Dr. Suzuki has received consistently high acclaim for his 30 years of award-winning work in broadcasting, explaining the complexities of science in a compelling, easily understood way. In this fascinating interview with
Dr. Caldicott, he talks about the relationship between human beings and planet earth, and urges policy makers and members of society to become more scientifically literate so we can make informed decisions and leave a safer and healthier environment to future generations.

Dr. David Suzuki

Dr. David Suzuki

Dr. Suzuki and Dr. Caldicott cover many topics, including the preposterous plans to build four nuclear reactors on an earthquake fault in Canada to extract tar-sand oil as a source of energy for California; the mental barriers which prevent leaders and the public from taking action on global warming (skeptics said Denmark could get only 2% of its energy from wind, but they are now up to 19.7% and on the road to 50%); deforestation and the urgent need to preserve all old-growth forests to reduce global warming; and the many exciting breakthroughs and new technologies that more forward-thinking countries like Germany are introducing to become sustainable. Science, Dr. Suzuki stresses, is the most powerful force affecting our future.

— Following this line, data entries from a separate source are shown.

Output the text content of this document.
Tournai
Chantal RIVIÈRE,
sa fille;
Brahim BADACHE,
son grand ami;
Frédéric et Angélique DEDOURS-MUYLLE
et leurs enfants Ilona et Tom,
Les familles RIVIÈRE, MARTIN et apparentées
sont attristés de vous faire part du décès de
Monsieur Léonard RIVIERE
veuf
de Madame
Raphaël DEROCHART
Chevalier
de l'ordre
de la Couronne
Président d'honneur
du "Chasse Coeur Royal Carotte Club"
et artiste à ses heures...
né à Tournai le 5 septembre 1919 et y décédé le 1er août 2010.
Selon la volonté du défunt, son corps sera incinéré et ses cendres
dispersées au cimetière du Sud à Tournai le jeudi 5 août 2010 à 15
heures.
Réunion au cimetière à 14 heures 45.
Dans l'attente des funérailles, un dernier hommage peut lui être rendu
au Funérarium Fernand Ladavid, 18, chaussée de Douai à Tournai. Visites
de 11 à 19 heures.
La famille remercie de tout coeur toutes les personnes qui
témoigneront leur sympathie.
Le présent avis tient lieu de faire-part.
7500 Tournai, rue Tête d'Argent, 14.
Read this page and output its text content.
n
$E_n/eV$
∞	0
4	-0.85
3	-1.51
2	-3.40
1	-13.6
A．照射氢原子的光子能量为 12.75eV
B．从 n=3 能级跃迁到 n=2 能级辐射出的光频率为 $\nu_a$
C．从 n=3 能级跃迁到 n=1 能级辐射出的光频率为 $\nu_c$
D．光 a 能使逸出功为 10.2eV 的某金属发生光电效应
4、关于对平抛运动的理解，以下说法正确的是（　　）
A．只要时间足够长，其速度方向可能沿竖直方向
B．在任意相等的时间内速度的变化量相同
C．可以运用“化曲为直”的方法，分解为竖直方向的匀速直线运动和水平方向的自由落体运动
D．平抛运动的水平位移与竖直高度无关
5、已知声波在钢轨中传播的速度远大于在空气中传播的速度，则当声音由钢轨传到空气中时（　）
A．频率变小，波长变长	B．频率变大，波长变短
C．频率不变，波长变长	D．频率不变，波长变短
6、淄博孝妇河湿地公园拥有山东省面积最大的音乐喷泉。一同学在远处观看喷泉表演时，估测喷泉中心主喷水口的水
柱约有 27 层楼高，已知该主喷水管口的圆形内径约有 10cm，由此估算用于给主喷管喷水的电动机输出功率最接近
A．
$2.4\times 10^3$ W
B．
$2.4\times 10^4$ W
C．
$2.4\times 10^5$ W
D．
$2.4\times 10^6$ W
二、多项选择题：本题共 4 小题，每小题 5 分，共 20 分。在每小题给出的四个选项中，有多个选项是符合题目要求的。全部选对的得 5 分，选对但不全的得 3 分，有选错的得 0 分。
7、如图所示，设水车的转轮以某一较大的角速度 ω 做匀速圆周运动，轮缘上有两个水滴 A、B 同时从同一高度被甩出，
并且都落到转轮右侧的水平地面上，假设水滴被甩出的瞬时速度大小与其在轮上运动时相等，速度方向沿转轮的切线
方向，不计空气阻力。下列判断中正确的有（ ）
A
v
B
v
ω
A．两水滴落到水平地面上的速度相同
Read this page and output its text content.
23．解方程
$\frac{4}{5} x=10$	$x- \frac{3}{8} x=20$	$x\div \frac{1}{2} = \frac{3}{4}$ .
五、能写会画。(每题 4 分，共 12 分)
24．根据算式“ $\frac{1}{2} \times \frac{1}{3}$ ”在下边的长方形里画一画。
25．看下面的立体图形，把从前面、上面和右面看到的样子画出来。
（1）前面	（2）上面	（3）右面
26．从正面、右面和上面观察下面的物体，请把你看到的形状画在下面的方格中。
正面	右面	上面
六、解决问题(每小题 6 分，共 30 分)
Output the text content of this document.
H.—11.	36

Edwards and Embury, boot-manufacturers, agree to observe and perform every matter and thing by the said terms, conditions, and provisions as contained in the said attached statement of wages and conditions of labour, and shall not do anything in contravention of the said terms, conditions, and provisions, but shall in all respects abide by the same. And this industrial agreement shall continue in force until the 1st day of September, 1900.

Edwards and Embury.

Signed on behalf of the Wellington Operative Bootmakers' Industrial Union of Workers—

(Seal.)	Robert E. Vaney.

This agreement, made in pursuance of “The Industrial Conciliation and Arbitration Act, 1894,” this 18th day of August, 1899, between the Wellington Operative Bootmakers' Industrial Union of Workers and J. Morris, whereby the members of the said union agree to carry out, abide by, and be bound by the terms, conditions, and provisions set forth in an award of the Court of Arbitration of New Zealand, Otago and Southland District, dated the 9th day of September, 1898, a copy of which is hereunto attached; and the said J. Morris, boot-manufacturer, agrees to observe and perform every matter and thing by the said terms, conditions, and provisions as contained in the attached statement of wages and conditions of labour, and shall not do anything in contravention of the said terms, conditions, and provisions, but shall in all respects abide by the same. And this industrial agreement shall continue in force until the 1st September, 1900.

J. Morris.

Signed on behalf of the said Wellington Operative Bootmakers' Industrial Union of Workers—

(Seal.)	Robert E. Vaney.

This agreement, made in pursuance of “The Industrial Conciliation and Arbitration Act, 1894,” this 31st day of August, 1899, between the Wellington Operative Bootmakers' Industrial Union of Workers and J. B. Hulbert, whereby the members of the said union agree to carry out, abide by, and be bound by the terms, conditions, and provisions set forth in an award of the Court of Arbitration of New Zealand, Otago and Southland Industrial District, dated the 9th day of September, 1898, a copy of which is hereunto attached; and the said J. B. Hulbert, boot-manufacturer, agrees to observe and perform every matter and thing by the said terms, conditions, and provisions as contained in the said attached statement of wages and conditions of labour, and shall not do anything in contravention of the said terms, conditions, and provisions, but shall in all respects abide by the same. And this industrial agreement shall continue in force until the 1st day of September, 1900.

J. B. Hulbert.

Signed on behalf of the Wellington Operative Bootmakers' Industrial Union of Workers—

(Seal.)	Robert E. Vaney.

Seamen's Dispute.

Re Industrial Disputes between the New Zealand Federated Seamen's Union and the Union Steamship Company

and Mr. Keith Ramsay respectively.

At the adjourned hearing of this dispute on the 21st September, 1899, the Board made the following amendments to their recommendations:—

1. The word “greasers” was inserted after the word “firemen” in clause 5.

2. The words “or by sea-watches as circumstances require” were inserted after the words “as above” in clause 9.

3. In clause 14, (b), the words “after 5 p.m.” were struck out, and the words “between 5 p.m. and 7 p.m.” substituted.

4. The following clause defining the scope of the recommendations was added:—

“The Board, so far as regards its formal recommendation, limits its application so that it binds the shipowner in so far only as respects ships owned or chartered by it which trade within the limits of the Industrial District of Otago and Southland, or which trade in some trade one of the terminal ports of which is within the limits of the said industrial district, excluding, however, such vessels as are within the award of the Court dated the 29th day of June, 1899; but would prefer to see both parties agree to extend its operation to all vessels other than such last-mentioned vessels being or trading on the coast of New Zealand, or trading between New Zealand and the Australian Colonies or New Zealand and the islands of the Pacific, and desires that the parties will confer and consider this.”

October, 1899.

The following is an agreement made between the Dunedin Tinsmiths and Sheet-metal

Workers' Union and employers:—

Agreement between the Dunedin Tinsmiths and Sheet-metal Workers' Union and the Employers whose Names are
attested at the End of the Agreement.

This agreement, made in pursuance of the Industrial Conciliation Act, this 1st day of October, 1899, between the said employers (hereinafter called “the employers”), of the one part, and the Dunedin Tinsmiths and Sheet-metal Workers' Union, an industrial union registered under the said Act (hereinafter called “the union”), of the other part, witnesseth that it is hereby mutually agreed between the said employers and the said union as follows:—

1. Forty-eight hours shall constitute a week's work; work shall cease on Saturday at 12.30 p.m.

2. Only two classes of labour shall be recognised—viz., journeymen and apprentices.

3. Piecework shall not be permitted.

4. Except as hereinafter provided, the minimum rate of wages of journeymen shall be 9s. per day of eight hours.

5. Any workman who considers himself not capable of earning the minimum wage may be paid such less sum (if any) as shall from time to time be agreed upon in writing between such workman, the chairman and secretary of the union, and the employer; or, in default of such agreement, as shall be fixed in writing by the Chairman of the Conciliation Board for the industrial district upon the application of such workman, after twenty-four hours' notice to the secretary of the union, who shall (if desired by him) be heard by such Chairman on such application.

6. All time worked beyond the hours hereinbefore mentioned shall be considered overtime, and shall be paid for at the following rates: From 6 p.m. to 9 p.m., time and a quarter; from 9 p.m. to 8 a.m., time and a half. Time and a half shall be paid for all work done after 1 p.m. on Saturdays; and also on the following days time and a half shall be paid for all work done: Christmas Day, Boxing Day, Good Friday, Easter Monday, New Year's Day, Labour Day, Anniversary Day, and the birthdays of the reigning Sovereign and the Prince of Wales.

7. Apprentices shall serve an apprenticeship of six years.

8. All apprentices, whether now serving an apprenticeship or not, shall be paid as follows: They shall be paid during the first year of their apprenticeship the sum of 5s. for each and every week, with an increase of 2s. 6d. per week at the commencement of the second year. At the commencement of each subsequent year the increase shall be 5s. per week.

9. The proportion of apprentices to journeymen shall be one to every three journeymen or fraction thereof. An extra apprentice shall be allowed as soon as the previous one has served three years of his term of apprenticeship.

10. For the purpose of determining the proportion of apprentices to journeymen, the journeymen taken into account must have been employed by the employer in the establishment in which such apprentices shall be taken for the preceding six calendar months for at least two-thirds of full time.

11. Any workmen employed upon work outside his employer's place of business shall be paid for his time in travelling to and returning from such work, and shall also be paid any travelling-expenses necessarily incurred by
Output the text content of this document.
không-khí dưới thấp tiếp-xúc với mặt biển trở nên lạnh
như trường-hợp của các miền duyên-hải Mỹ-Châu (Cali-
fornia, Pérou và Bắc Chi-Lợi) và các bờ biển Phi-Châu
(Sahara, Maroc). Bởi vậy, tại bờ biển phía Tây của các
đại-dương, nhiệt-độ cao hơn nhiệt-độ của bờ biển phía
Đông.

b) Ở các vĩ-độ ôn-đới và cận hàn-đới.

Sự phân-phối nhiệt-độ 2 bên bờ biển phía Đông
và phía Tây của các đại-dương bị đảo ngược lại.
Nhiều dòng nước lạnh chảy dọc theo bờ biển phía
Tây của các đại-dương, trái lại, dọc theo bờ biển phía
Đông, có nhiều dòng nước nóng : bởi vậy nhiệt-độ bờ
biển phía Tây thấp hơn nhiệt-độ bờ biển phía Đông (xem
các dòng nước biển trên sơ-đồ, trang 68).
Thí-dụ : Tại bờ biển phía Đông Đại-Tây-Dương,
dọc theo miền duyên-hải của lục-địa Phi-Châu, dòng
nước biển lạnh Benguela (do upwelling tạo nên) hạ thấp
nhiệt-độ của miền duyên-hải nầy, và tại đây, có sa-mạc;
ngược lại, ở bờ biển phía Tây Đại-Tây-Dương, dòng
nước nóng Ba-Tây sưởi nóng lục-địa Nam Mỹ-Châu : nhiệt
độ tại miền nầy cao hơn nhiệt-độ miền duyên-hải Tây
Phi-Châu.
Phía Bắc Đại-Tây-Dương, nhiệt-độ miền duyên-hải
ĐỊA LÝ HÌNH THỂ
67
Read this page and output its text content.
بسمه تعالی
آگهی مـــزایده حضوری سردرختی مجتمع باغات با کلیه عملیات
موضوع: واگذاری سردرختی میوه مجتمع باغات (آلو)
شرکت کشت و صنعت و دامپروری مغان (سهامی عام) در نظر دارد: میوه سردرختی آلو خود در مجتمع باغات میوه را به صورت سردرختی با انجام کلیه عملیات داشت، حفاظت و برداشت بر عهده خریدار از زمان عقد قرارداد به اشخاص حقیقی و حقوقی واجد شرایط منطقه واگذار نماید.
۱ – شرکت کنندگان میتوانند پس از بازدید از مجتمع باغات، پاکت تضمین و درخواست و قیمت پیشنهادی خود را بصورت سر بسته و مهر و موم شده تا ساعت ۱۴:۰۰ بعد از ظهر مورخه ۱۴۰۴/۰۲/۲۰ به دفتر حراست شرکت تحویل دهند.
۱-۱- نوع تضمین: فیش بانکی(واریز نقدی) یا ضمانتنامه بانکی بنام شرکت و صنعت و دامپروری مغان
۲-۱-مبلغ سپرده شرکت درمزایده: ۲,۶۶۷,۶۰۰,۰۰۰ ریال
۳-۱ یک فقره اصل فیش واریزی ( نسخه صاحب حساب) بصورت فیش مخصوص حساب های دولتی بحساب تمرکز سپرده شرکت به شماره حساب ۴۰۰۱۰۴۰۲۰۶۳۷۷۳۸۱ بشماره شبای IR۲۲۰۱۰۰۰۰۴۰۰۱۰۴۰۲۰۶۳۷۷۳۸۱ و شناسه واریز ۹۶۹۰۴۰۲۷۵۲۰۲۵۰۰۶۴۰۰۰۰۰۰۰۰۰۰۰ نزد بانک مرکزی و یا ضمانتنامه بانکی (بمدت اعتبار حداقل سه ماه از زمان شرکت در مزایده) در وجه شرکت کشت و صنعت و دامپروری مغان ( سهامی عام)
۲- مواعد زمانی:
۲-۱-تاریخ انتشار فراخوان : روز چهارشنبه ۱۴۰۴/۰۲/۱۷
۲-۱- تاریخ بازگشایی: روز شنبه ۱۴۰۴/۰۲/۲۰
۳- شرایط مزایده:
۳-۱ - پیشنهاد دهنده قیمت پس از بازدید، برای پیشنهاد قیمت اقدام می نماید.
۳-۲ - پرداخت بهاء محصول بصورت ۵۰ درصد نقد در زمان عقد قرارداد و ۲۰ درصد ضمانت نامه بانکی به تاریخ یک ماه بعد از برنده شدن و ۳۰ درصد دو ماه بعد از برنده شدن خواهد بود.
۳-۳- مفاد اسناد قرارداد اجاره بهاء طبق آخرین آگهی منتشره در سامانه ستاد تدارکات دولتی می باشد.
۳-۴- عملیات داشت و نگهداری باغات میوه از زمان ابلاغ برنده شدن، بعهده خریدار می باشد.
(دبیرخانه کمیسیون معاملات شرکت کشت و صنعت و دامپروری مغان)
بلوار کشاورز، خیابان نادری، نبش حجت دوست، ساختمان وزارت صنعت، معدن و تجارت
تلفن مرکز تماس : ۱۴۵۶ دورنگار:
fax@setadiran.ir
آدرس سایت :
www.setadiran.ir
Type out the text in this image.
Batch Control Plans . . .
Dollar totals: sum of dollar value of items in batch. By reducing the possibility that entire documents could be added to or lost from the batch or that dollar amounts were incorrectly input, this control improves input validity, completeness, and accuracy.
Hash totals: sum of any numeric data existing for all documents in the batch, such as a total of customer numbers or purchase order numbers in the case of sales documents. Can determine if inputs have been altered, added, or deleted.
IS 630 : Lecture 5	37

Dr. Suzuki relates how corporate think tanks began to proselytize the public to worship at the altar of consumption in the middle of the 20th Century, which has led to a notion that the world has infinite resources. To survive, humanity must use its unique gift of foresight and planning for the future for saving the planet, not more growth, development and consumption. He recommends listeners watch a speech on environmentalism given by his daughter, Severn Suzuki, in 1992, when she was 12.